Der "Große Bruder" ist heute nicht mehr das unentrinnbare Kontrollsystem eines menschenverachtenden Machtapparats, sondern das scham- und geschmacklose Publikum der selbstverachtend ihre Seele zu Markte tragenden Psychogladiatoren.

"Jeder hat ein Geheimnis" - davon handelt schon das Ende der biblischen Sündenfallgeschichte. Die Geheimnisträger schützen ihre Scham mit Feigenblättern, und Gott "machte Adam und seiner Frau Kleidung aus Tierfellen und zog sie ihnen an". So ein achtungsvoller Umgang mit dem Geheimnis des Anderen - wie uncool. Viel lieber stellt man die Versager nackt an den Pranger - "it's fun."

Kein Geheimnis ist vor unserer hemmungslosen Enthüllungswut sicher - erst recht nicht das eigene.
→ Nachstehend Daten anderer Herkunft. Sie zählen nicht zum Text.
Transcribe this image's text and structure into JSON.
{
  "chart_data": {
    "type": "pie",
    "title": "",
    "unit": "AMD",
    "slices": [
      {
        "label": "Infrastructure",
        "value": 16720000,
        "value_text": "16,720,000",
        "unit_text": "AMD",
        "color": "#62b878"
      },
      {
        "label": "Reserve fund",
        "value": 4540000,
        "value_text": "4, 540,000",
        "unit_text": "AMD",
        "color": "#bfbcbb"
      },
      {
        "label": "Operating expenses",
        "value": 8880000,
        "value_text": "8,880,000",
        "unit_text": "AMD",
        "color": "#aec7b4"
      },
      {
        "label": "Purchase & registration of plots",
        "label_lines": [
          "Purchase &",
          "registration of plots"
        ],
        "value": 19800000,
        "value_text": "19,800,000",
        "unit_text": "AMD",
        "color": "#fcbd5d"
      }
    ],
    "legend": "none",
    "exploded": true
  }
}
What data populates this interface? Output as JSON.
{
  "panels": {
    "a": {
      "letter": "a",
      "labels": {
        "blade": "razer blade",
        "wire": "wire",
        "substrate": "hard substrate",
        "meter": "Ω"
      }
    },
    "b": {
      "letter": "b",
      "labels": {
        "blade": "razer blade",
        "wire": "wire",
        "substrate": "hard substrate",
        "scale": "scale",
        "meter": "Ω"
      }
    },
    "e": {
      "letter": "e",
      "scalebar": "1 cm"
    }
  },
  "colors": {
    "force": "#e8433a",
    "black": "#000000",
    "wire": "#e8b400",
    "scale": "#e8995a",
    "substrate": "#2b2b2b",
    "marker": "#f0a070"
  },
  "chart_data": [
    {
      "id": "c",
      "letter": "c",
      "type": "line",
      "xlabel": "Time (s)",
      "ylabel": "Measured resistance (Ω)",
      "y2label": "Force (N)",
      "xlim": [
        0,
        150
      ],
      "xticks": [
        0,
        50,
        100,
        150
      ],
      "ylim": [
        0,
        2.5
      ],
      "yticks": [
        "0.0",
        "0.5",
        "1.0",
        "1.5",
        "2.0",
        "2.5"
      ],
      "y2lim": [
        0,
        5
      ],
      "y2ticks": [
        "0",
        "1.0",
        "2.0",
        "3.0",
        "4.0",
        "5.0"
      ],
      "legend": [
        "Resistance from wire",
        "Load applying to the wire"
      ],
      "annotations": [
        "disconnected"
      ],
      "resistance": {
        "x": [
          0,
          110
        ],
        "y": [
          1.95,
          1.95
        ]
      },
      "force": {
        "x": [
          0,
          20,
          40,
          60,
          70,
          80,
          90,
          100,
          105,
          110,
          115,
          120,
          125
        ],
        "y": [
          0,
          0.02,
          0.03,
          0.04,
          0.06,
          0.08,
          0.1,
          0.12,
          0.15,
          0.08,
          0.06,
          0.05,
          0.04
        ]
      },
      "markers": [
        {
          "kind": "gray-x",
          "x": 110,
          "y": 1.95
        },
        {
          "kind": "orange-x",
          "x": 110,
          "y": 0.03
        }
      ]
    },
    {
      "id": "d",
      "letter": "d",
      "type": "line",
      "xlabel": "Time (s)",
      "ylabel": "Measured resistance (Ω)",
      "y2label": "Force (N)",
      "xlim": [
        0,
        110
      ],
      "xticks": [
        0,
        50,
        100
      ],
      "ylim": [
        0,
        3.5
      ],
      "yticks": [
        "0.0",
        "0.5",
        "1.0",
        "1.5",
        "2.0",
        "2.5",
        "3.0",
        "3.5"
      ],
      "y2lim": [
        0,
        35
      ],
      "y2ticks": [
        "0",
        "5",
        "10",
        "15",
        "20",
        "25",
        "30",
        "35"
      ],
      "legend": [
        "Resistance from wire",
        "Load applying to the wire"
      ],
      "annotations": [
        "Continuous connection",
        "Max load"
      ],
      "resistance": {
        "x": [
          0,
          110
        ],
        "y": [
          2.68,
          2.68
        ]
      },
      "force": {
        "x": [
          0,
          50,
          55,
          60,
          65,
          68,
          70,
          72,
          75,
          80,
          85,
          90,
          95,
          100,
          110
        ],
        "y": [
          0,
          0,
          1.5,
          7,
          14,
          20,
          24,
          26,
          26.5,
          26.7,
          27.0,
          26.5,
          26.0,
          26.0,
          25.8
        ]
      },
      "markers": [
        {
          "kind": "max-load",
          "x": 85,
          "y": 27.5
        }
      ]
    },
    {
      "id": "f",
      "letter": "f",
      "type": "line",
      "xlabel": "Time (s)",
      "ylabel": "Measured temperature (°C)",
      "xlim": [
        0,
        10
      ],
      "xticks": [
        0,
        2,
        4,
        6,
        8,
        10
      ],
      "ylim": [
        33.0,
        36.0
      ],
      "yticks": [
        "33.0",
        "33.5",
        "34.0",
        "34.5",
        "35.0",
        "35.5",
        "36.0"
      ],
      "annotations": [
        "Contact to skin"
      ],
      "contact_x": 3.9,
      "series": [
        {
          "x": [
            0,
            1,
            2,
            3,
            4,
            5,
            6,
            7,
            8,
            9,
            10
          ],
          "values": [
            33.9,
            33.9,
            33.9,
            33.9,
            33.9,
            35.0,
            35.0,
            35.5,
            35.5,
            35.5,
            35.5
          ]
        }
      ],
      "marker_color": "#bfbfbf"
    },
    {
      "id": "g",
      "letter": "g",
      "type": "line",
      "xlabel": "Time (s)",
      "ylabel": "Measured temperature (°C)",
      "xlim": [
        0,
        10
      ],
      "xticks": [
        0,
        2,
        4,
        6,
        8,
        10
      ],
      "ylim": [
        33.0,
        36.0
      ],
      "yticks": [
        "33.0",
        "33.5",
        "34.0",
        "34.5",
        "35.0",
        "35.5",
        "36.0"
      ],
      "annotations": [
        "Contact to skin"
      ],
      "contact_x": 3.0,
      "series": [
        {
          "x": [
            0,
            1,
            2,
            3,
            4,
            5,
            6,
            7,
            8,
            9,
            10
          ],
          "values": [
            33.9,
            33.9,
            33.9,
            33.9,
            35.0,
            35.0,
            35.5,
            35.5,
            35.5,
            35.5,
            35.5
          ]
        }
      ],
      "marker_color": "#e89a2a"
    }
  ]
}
Die alte Geschichte beschreibt den anfänglichen Zustand unbeschwerter Unschuld mit dem schlichten Satz: "Sie waren nackt, aber sie schämten sich nicht." Wenn das der entscheidende Punkt ist, sollten wir doch bald wieder paradiesische Zustände erreicht haben. Nie war es so leicht, sich vor aller Welt schamlos zu entblößen, und es wird immer einfacher. YouTube und Twitter waren nur der Anfang. Facebook hilft nach Kräften, auch gleich alle Freunde mit ins Rampenlicht zu zerren.

Und wer's noch paradiesischer möchte, sollte sich bei Blippy anmelden. Sicher liegt auch dir die altmodische Heimlichkeit deines Bankkontos schon seit langem schwer auf der Seele - hier findest du endlich Befreiung!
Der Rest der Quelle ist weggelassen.